A zoning bylaw amendment that would create what’s been billed as a “rural dynamic zone” in Halfmoon Bay will be heading to the Sunshine Coast Regional District (SCRD) board for first reading.
The zoning amendment is part of a subdivision proposal from Secret Cove Heights Development Inc. for property at the end of Stephen’s Way, above Highway 101.
The property is zoned Rural Two (RU2) and has the designation of Resource under the Halfmoon Bay Official Community Plan (OCP). The applicant has proposed changing the OCP designation to Rural Residential, with site-specific uses added to the RU2 zoning, intended to enable home-based businesses and “maker spaces” that depend on high-speed internet, and to allow for small-scale agriculture.
On Jan. 9, Nicole Huska, the development’s representative, returned to the SCRD’s planning and community development committee to update directors on the proposal. She had presented to directors in March 2019 but directors had delayed sending the proposal for first reading to get more public feedback.
Proposed site-specific RU2 uses that were discussed in the initial proposal remain largely the same – it would combine elements of the rural residential and agricultural zones. To support home businesses, parcel coverage would increase from 15 to 35 per cent and the number of employees allowed to work onsite would increase from one to four. Residential dwellings would be limited to one principal dwelling and one auxiliary dwelling and limits would be placed on the size of each, “to prevent over-sized estate homes,” according to the staff report.
The revised proposal would also see subject lands increase from 14 hectares to approximately 19 hectares and the number of one-hectare lots would increase from 12 to 15.
Staff recommended that directors abandon the proposal since it doesn’t conform to Halfmoon Bay’s OCP, wasn’t supported by the Halfmoon Bay Advisory Planning Commission (APC) and could “potentially encourage residential sprawl.”
According to the staff report notes, the Halfmoon Bay APC recommended refusing the proposal and asked the SCRD to provide more details about the rural dynamic zone and where it could apply on the Sunshine Coast.
Rural directors were divided on the proposal.
Despite the Halfmoon Bay APC’s resistance, Area B director Lori Pratt spoke in favour of proceeding.
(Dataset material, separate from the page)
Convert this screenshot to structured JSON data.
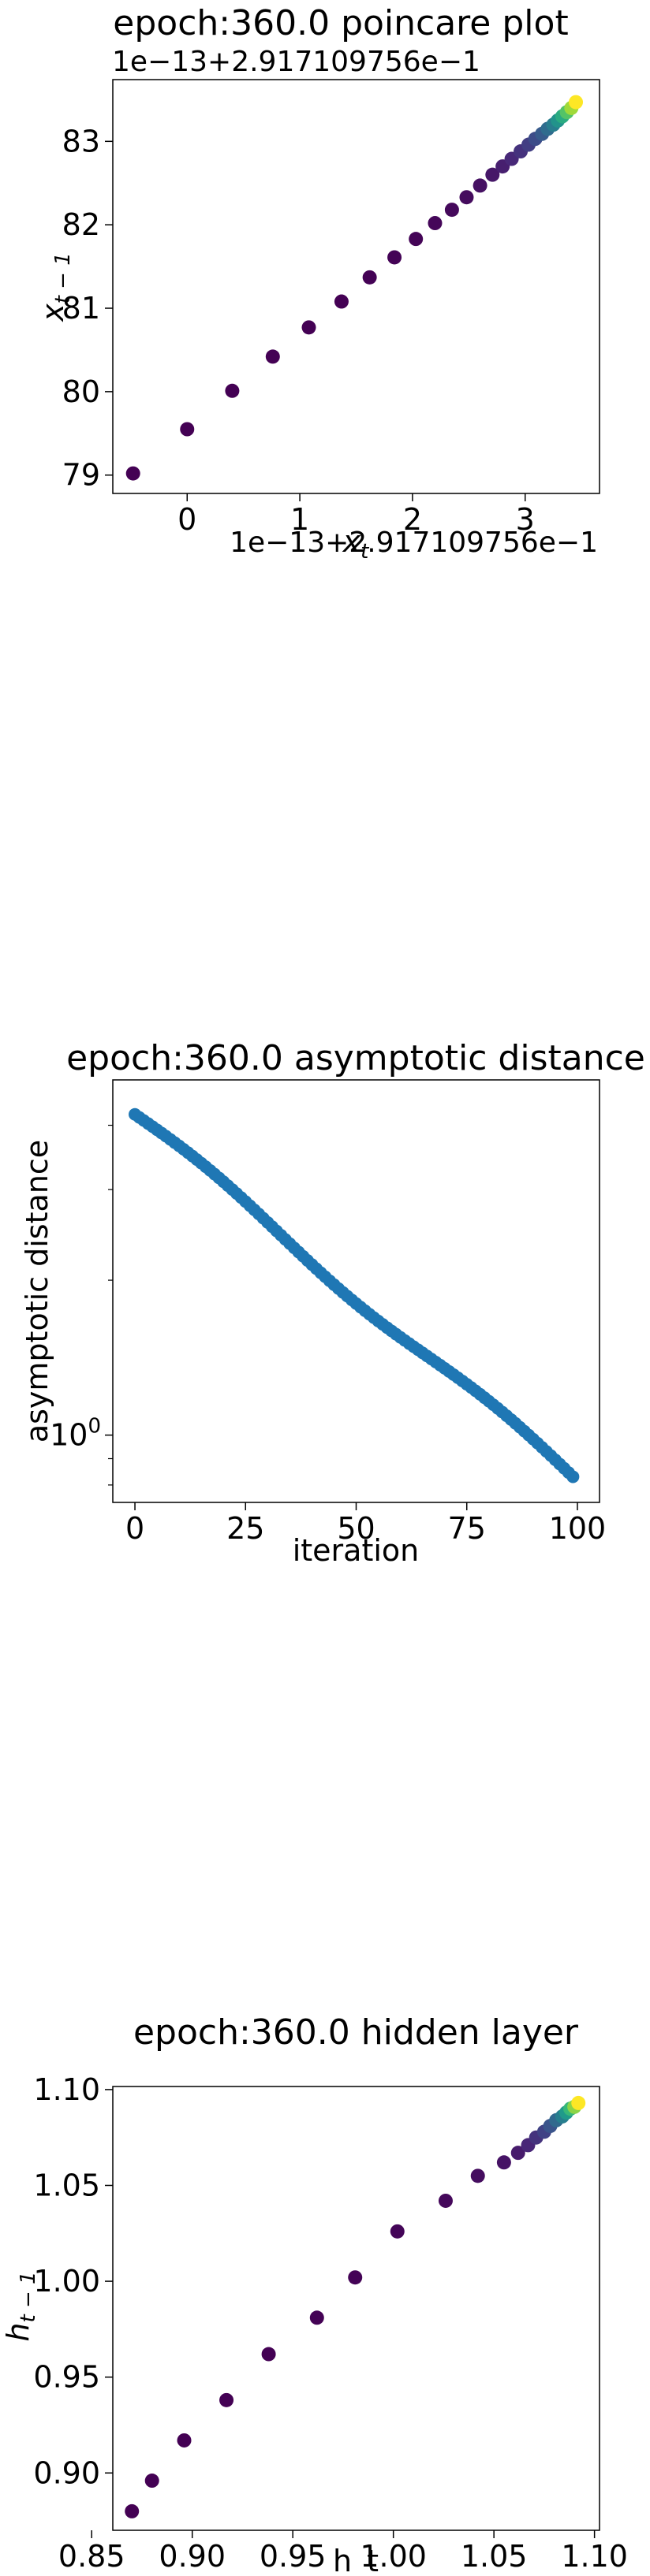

She said the location is becoming a hub already and wanted to see the amendment proceed to first reading to get more “robust community feedback.” During her presentation, Huska suggested despite her efforts, public feedback was limited.
Roberts Creek director Andreas Tize also voted in support of the amendments, but suggested the rural dynamic zone would be better suited to a regional growth discussion. He called it “frustrating,” however, since doing so would likely push any decisions to “four or five years down the road, because that’s how long growth strategies take.” He was also concerned about whether it could set a precedent for the Roberts Creek area.
Also supporting moving ahead with first reading was Area A director Len Lee. He called the zoning a mechanism that could enable self-sufficiency through agriculture and home business. “I’m not for urban sprawl, but I don’t see this as urban sprawl. I see this as appropriate use of a rural area.”
Those three votes were enough for the proposal to move to the board for first reading.
Both Elphinstone director Donna McMahon and Area F director Mark Hiltz voted against, arguing the zoning could result in sprawl, which could lead to increased costs for the SCRD to maintain infrastructure, which is already an ongoing challenge.
McMahon acknowledged that current zoning may be too rigid to deal with the economic realities of living on the Sunshine Coast, and the issues raised by Huska’s proposal should be examined further, but ultimately, she couldn’t support it because of those potential servicing costs. “I just have to say, great idea, but in the wrong place.”